When I saw that Western Australian artists Tanya Ransom and Adele Oliver were planning to tour the east coast of Australia together, I immediately bought a ticket for their Sydney show at Gasoline Pony in Marrickville on Wednesday 8 October. Having interviewed them both – Oliver several times – and knowing I loved their music, seeing them live was, as the phrase goes, a no-brainer. When Sydney country-folk artist Abigail Wighton was announced as their support for the gig, it became an even more compelling proposition. I’ve seen Wighton play support for Fanny Lumsden at Leichhardt Town Hall, and interviewed her too. (The context of having had conversations with all three artists wasn’t necessary, of course, for me to enjoy the music but it did add a dimension to the show.)

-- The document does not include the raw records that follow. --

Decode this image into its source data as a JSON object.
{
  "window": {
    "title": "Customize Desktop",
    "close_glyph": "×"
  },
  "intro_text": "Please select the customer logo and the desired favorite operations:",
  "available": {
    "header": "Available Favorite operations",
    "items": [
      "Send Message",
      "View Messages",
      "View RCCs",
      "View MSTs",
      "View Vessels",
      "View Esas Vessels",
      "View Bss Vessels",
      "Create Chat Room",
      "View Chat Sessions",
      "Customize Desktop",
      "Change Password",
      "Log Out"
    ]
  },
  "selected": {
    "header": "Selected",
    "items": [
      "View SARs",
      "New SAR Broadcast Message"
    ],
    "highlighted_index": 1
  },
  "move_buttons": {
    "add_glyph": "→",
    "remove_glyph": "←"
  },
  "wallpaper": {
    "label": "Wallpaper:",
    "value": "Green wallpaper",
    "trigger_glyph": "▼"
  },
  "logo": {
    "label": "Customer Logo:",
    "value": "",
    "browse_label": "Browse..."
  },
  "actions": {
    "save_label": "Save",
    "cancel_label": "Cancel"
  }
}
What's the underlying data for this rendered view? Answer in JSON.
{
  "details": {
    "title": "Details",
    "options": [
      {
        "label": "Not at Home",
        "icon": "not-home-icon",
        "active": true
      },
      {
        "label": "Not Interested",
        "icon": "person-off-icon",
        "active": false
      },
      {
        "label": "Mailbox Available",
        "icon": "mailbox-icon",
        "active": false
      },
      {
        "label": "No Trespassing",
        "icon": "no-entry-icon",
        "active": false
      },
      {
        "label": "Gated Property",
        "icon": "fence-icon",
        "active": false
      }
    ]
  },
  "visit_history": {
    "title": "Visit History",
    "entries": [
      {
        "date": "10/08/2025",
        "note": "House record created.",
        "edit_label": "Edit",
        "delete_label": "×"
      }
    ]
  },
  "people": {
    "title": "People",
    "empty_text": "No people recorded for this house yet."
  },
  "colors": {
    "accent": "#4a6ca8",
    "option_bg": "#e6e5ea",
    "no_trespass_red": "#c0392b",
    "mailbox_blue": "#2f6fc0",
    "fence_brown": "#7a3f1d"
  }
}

Abigail Wighton’s set was charming – and I am one of those people who thinks there should be more charm in the world – and she knows just the right amount of detail to give about a song before she plays it, which means we found out that she wrote the song ‘Church Boys’ at the DAG Sheep Station Songwriting Retreat with Mitchell Steele, and ‘Stage Fright’ at the same place with Ashleigh Dallas. The thing with Wighton’s songs is that they don’t usually go where you expect them to, lyrically, which means she keeps your attention as she relates the stories in her strong, mellifluous voice. 

Keeping our attention would, as it turned out, be a theme for the night. Adele Oliver as a presence on stage which means you’re drawn in before she even starts singing. There’s a calm confidence about her – perhaps formed by playing to crowds of tourists and locals in Broome, her home town, and up and down the west coast – that makes an audience relax. It’s an understated and underrated quality in an artist. She performed her first single, ‘Wiley Blue’, as part of the set, and gave us the backstory for it. It turned out she’d also been to the DAG and performed two songs she wrote with emerging talent Jacob Vincent. The second of them, and the second last song of the set, was devastating – vast in emotional scope and specific in detail. Trying to describe it further won’t do it justice, but I hope she records it soon. 

Tanya Ransom too has presence. She is energetically grounded in the way of artists who have performed in so many different sorts of venues that they know they can play a great show no matter the circumstances. And from that solid basis there is a lightness to the way she plays her guitar and sings, and an ease in her interaction with the audience. Her songs have long been impressive, and one impetus for the tour is the release of her latest album, The Significance of Time. The set included several songs from it, and ‘Armour’ from her 2021 EP Breakdown to Breakthrough

What the three artists have in common as songwriters is an unabashed willingness to go to the hard, sticky places of life as well as dig around for the joy. They are seekers of truth, working from a bedrock of love and a drive to understand the world around them and the people in it. Part of the wonder of going to this show was how differently they all expressed this. Taken as a whole, these three sets, from three artists, were an illustration of how glorious art is, and music in particular. There were three quite distinct palettes being drawn from on that stage, yet the cohesive result was this: music is magic, live music is live magic, felt and seen, and these three knew how to conjure it separately and together.